Anonymous wrote:Interesting that you mention Austen OP. Jane Austen's Bookshelf by Rebecca Romney is eye opening about how Austen's own women author influences have been stripped from the canon. Seems like deleting Austen from standard reading takes this even further.
Anonymous wrote:Anonymous wrote:I agree with you OP— I think the Russians are blind spot in many American schools and that it’s crazy someone may never read Austen. I thought my high school had a great lit program and I still didn’t read any Austen until college. My high school had some representation of post-colonial lit and I hope that this has continued.
I’m surprised by the Gatsby thing because Gatsby is kind of perfect for high school readers— very short, simply written (though rich with metaphor/meaning to dissect), funny, and modern. I was assigned a good amount of Hemingway. I think he excels at short stories though— not the novels we were assigned.
And at least a few works of Shakespeare should be read in high school, IMHO. The works are foundational to modern English language/storytelling.
A ton of the high school English class canon seems to be chosen for being short. I get it, but it's funny that lots of people read Ethan Frome which is not at all like the rest of Wharton.
Anonymous wrote:Schools (at least around DC) have made an effort to include a wider range of contemporary authors and diverse authors. This leave less room for the largely white, male canon that we read in the 90s. I think it's great. There's no way to read all the books, and maybe reading books that feel more relevant and are still excellent will spark a love of reading in a kid that Hemingway or Great Gatsby or Dickens wouldn't.
Anonymous wrote:I agree with you OP— I think the Russians are blind spot in many American schools and that it’s crazy someone may never read Austen. I thought my high school had a great lit program and I still didn’t read any Austen until college. My high school had some representation of post-colonial lit and I hope that this has continued.

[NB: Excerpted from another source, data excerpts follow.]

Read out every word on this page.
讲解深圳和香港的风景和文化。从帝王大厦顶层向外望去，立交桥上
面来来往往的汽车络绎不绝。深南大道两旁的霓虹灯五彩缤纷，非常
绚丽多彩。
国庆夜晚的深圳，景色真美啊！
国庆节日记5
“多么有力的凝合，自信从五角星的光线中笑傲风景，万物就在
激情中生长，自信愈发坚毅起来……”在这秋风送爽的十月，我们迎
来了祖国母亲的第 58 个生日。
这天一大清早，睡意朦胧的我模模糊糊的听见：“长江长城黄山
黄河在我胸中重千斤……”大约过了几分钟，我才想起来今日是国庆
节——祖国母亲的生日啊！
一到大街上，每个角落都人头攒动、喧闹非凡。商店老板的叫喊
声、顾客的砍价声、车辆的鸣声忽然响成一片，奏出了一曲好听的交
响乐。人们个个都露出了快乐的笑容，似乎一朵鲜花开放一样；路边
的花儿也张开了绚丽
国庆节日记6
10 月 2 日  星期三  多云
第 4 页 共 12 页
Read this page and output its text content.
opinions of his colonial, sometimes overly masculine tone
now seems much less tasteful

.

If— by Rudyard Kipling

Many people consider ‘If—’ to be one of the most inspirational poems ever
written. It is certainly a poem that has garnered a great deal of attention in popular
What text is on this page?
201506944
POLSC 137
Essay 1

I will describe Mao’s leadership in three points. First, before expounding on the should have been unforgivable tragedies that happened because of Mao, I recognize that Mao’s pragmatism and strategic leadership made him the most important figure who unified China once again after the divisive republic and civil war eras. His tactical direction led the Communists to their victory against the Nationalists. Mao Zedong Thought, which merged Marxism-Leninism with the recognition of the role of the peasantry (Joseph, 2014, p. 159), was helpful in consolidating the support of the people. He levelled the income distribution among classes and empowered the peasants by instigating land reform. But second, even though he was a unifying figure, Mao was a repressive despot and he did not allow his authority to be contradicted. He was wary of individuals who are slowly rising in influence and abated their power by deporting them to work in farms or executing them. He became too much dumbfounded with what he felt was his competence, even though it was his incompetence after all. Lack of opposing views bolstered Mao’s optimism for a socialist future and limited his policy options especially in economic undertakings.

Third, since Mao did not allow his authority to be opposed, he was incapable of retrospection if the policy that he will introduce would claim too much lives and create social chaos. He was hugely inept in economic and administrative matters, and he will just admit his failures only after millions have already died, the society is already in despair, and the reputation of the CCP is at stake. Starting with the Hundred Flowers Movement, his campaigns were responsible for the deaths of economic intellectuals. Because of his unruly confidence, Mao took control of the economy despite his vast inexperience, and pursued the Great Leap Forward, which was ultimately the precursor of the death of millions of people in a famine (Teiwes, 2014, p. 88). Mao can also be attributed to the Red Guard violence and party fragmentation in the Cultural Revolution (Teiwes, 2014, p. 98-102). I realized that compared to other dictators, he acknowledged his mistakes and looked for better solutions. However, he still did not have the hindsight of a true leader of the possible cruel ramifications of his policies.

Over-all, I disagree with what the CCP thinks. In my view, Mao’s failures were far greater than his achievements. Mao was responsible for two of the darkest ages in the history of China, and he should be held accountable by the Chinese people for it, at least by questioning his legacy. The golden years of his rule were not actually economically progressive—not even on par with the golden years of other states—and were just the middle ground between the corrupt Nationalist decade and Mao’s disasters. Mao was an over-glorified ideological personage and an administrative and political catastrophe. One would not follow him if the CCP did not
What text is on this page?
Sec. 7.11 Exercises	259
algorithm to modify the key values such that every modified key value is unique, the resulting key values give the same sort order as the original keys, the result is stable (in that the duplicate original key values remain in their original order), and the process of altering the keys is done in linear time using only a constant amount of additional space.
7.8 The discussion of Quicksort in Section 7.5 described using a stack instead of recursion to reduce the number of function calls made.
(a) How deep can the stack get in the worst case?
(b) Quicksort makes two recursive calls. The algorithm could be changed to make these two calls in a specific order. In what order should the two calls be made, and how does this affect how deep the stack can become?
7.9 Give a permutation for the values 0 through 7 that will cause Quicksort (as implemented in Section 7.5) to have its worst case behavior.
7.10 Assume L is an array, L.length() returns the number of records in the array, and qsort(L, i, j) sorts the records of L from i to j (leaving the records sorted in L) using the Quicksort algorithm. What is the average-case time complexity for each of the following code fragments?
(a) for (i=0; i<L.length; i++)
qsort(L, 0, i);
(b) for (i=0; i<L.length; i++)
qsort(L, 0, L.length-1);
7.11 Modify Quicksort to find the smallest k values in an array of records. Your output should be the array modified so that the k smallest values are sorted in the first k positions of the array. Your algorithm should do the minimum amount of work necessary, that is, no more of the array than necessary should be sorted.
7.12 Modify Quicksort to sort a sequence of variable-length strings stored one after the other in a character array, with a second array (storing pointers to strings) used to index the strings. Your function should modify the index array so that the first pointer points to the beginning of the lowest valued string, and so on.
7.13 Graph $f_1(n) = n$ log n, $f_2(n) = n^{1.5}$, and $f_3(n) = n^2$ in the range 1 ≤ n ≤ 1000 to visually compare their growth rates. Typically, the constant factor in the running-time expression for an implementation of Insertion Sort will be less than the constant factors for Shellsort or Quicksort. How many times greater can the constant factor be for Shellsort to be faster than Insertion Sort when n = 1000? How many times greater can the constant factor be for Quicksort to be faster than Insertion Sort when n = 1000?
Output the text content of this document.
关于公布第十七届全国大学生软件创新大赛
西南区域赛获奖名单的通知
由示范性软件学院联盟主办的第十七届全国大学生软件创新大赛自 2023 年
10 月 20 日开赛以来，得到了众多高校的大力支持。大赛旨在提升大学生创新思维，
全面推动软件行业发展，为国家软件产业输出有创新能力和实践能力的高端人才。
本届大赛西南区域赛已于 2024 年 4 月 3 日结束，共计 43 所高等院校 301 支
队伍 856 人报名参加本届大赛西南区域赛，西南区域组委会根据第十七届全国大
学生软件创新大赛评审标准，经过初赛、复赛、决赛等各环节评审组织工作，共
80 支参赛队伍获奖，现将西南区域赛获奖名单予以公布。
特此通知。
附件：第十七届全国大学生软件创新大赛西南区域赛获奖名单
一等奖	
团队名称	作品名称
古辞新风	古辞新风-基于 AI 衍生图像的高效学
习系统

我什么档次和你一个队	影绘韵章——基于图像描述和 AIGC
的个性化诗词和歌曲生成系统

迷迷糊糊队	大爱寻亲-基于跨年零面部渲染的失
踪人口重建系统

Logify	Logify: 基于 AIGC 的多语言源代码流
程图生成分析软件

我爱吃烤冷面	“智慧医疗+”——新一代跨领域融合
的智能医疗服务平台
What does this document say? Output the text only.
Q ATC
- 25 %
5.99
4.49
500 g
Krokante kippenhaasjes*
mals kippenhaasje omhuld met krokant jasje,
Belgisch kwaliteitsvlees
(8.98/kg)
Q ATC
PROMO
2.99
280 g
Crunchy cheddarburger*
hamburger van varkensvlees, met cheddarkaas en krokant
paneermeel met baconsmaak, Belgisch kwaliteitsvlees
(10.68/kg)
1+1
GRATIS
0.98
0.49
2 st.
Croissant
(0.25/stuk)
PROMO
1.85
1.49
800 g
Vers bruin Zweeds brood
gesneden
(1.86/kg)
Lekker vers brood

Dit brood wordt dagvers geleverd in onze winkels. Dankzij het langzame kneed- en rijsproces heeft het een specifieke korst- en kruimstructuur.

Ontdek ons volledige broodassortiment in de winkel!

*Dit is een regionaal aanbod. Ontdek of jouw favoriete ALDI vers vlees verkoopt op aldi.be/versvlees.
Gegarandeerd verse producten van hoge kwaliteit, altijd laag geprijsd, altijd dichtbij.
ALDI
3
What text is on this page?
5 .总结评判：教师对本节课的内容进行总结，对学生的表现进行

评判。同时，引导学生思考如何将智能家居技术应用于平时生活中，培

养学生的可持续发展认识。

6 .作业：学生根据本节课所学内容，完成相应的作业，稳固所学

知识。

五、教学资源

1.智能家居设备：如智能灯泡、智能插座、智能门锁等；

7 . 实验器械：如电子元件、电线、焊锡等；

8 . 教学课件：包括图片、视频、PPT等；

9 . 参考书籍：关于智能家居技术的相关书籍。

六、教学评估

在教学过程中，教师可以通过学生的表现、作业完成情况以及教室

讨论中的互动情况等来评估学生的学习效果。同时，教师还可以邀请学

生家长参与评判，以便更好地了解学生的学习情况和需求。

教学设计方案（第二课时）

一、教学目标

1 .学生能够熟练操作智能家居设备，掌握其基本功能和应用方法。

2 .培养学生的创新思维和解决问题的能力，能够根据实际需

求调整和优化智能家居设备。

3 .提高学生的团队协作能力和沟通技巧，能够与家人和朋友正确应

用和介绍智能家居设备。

I’m surprised by the Gatsby thing because Gatsby is kind of perfect for high school readers— very short, simply written (though rich with metaphor/meaning to dissect), funny, and modern. I was assigned a good amount of Hemingway. I think he excels at short stories though— not the novels we were assigned.
And at least a few works of Shakespeare should be read in high school, IMHO. The works are foundational to modern English language/storytelling.
Anonymous wrote:Schools (at least around DC) have made an effort to include a wider range of contemporary authors and diverse authors. This leave less room for the largely white, male canon that we read in the 90s. I think it's great. There's no way to read all the books, and maybe reading books that feel more relevant and are still excellent will spark a love of reading in a kid that Hemingway or Great Gatsby or Dickens wouldn't.